Not every day or night of Ramadan is one of spiritual uplifting and glowing soulfulness. Sometimes we will be overcome by anger, frustration, resentfulness, despair; sometimes there will be good reason for it, sometimes they're more than the situation deserves, but either way, we will feel them. It's not all from Shaytan, necessarily - these are simply human emotions and realities that we are guaranteed to go through and be tested with.

It's easy to feel like we're 'failing' Ramadan because of it. It's easy to feel as though the day of fasting was wasted, that the night of prayer in the masjid was pointless, because our minds are still roiling and our hearts is still feeling heavy and it feels like our souls are pretty much doomed because, well, we suck.
I'm not going to give some warm fuzzy platitudes about how to feel warm and fuzzy. (I'm not particularly good at that kind of thing anyway.)

I'll be blunt: Ramadan is *meant* to be this way. It's not a month where we magically turn into angelic creatures; nor will all our bad habits (physical or mental) disappear; nor will our lives suddenly become easy.

To the contrary, everything becomes exponentially harder.
There's the obvious fact that we are trying to fast from ill speech and ill deeds in addition to physical needs, but there is also the fact that everything in our daily lives becomes suddenly highlighted and almost exaggerated - average things like food and drink are deeply appreciated, small annoyances become spectacularly aggravating... and our sorrows are felt more deeply, our character failings become more obvious, and our daily struggles become infinitely more difficult.

Many of us are praying Taraweeh in these blessed nights seeking reward from Allah, and a precious sense of peace and tranquility. But that sakeenah is not always - and not necessarily - the true goal of our worship.

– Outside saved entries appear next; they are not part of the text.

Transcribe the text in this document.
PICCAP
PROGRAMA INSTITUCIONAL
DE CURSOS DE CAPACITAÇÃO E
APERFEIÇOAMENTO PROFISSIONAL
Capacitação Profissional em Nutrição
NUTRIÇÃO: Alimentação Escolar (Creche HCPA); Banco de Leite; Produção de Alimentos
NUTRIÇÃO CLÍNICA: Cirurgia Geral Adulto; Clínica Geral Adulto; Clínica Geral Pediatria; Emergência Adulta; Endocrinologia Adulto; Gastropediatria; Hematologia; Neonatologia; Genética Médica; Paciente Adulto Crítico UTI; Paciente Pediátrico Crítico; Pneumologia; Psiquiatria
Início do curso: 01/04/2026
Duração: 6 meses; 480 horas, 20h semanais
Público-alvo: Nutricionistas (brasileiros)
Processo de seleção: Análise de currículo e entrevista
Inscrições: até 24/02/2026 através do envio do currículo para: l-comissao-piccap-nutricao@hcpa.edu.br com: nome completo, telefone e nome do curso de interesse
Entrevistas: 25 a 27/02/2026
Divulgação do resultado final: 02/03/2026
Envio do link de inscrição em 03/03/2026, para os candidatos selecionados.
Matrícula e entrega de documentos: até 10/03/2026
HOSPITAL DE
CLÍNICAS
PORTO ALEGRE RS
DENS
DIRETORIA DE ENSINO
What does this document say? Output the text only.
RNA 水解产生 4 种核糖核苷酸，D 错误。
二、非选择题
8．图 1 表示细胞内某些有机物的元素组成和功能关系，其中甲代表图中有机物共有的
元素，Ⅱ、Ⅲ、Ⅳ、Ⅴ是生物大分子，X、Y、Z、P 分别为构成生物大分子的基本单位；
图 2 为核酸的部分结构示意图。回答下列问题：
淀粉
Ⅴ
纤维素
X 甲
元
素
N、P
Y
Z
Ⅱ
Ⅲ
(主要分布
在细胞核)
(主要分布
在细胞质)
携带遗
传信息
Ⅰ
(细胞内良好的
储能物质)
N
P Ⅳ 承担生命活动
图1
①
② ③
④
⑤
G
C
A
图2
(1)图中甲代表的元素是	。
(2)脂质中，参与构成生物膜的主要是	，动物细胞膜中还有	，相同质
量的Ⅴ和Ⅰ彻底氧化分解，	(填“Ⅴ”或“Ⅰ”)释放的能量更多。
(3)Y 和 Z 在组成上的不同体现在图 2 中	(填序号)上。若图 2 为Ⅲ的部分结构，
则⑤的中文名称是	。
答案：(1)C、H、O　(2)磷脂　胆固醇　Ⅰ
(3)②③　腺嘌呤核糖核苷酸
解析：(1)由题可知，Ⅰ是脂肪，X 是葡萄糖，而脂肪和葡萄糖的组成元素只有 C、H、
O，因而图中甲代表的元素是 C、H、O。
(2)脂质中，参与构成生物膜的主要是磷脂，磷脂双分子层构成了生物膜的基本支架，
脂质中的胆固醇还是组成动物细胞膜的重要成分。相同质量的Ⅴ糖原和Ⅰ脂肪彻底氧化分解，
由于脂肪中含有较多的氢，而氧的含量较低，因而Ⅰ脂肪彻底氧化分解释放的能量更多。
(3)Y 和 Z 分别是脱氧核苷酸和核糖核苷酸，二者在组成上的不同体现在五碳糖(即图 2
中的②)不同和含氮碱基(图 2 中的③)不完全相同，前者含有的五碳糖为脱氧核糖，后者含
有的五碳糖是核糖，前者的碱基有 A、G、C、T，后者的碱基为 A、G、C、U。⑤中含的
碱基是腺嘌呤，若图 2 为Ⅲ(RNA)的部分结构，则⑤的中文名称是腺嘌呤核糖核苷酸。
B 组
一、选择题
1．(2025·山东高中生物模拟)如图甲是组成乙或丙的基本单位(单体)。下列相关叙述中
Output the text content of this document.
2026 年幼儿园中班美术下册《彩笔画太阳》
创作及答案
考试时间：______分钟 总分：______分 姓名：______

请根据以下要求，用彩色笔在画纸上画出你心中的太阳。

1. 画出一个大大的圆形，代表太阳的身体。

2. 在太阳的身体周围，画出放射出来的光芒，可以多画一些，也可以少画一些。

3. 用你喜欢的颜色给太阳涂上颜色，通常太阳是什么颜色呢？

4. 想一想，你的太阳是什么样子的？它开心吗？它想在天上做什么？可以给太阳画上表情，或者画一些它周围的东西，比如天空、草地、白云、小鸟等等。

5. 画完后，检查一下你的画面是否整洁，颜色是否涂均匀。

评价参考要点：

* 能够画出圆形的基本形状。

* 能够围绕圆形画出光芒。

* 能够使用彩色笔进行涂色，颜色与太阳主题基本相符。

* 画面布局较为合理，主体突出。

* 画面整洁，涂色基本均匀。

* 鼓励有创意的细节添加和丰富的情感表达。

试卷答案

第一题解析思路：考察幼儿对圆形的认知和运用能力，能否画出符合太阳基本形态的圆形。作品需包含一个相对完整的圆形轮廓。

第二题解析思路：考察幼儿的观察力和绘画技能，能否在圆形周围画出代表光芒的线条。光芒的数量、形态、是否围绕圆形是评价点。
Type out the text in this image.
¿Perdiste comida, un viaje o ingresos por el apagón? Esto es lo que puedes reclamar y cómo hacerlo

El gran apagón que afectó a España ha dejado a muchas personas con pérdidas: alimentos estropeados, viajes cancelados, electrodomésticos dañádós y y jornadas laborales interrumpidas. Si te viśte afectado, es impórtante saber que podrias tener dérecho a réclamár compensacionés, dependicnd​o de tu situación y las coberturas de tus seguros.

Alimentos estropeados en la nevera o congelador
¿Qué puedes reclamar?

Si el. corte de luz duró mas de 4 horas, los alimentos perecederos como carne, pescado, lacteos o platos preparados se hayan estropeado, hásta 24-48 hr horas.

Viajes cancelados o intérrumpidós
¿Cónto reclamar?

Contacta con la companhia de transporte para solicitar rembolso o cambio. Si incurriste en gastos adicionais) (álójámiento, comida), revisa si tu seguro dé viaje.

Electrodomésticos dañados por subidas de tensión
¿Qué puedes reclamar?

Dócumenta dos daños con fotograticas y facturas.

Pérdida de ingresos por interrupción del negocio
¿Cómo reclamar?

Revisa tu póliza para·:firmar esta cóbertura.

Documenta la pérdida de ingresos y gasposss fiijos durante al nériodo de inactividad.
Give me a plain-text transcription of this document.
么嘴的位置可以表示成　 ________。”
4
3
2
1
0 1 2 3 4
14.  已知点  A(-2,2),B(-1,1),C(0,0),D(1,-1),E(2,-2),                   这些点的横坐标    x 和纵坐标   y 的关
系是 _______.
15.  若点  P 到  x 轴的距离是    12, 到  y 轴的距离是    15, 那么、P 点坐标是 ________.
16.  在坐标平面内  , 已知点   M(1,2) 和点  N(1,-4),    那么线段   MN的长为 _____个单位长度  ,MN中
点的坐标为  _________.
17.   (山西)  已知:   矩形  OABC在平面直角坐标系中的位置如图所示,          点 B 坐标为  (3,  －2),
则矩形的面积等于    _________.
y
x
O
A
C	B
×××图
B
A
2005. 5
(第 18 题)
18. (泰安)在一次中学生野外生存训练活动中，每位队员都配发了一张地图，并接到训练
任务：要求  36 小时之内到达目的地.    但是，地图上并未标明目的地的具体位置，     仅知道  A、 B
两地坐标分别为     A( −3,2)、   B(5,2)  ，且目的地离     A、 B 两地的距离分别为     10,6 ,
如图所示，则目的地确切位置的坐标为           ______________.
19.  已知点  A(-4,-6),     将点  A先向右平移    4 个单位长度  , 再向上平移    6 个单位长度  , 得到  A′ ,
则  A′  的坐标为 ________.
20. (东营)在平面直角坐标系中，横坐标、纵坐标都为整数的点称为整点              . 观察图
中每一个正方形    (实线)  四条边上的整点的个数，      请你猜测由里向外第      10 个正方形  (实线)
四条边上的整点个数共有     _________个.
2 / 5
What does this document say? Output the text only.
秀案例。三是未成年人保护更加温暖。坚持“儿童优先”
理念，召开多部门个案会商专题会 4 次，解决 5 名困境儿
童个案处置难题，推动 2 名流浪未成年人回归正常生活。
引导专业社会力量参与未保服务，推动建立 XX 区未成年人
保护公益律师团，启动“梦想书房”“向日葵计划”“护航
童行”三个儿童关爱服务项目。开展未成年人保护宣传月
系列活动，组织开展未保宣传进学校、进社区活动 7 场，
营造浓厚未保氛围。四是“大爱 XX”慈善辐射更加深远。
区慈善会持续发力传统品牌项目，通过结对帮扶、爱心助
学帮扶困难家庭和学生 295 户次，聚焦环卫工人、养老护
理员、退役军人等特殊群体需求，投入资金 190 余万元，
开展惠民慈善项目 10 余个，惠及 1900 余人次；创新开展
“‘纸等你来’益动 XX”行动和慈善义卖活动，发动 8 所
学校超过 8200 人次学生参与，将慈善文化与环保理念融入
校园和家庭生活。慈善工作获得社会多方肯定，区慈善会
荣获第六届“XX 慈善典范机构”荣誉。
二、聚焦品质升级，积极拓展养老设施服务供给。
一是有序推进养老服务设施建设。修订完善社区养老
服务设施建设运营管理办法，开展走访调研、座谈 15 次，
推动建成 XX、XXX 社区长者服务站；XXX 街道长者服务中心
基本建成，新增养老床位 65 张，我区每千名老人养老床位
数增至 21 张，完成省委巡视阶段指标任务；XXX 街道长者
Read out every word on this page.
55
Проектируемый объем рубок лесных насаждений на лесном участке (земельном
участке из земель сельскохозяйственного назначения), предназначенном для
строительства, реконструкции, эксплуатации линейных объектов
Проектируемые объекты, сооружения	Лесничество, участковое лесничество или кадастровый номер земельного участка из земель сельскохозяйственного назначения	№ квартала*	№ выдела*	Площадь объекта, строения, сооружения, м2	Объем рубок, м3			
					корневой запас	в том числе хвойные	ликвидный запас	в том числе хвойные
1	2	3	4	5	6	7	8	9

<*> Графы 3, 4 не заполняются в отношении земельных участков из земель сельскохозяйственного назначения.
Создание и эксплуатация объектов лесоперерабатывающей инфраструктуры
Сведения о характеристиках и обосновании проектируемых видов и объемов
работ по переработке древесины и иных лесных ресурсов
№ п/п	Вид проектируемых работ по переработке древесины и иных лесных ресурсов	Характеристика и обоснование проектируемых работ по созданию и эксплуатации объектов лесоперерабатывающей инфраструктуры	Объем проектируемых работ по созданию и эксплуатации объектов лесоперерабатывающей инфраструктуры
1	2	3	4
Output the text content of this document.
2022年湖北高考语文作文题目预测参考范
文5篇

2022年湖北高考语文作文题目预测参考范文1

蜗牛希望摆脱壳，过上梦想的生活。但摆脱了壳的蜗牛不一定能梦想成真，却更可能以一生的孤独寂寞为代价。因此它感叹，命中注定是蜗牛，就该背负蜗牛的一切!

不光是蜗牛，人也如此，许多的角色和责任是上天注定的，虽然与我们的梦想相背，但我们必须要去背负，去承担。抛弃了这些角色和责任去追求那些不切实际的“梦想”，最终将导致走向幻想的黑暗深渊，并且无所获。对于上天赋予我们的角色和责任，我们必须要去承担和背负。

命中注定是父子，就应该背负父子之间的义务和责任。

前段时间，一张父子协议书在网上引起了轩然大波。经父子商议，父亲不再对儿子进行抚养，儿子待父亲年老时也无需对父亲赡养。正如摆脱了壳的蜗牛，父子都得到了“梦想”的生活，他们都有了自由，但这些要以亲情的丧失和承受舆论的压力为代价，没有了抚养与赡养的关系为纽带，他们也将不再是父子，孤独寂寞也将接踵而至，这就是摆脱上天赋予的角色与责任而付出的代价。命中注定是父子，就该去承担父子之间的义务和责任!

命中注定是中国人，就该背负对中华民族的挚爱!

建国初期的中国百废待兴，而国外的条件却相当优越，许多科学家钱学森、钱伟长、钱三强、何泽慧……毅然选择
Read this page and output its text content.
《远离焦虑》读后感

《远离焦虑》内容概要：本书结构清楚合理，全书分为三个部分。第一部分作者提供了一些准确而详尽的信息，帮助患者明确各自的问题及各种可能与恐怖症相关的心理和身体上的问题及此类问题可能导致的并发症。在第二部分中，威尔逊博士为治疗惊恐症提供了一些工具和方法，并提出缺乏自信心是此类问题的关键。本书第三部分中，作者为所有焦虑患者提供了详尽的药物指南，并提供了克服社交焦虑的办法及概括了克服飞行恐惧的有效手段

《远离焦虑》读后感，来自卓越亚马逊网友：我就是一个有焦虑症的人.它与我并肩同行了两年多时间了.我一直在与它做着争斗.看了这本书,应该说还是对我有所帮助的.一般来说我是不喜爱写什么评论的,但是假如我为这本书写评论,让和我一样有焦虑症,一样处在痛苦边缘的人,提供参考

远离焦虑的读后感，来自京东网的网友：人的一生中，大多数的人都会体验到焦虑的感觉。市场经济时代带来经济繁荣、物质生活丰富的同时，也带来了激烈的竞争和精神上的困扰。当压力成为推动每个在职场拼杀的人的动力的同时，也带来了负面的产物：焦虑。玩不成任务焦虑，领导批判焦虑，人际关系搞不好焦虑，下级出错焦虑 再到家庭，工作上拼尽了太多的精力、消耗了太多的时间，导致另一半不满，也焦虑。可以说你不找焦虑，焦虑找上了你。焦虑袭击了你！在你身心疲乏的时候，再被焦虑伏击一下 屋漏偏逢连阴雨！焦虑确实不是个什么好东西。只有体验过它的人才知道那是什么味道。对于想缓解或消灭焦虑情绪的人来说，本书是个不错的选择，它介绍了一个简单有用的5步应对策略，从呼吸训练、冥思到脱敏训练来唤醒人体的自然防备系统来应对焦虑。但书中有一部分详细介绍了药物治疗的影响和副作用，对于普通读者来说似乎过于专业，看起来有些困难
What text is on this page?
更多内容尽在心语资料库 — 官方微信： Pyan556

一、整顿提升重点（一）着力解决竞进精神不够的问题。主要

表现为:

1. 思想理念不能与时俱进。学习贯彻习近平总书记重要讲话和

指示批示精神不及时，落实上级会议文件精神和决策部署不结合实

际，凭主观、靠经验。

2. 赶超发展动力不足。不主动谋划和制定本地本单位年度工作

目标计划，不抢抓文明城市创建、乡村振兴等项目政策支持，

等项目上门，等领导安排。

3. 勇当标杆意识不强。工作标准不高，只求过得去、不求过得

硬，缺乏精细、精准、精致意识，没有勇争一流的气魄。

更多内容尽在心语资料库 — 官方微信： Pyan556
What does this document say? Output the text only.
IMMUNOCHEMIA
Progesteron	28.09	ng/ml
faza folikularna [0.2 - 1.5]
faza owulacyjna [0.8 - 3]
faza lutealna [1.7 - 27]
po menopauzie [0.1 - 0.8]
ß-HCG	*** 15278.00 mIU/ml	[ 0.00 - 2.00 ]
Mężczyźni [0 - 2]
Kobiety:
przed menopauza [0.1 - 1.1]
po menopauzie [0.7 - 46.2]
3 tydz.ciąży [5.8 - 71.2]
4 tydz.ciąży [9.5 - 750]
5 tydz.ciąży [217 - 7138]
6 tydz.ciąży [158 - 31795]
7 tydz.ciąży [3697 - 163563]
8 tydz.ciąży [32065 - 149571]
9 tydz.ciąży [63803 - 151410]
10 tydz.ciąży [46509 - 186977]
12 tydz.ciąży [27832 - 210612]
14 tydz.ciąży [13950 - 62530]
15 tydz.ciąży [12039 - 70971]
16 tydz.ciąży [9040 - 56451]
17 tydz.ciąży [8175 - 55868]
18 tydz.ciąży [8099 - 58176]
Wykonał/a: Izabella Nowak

Often, we don't realize that it is bringing ourselves to Allah with our negative emotions that is the real litmus test. He already knows us better than we know ourselves, but the challenge is in *us* trusting in Him - instead of turning to other human beings to vent our frustrations. So many times, our first instinct is to tell our best friends, or our parents, or our spouses (or Facebook) how upset we are, yet we forget that the only being capable of doing anything about it is the One in control of Divine Decree.

Whatever is happening in our lives, whatever we are feeling, it is because He has decreed it to occur - perhaps as a test, perhaps as a punishment, perhaps as something that will result in benefit for us in the future, perhaps as something that we don't realize is actually preventing us from a greater harm... and perhaps as a means of us growing closer to Him.

While we should certainly try to seek patience and contentment (and of course that ever-elusive yet ever-desired inner peace), we must remember that the Prophets, the Messengers, and the pious had their fair share of feeling restless and troubled. Their tests didn't disappear because of their prayer, yet they consistently turned to Allah with their distress.

As Ya'qub ('alayhissalaam) said:
{...I only complain of my suffering and my grief to Allah...} (Qur'an 12:86)
And what better time to complain to Allah than now?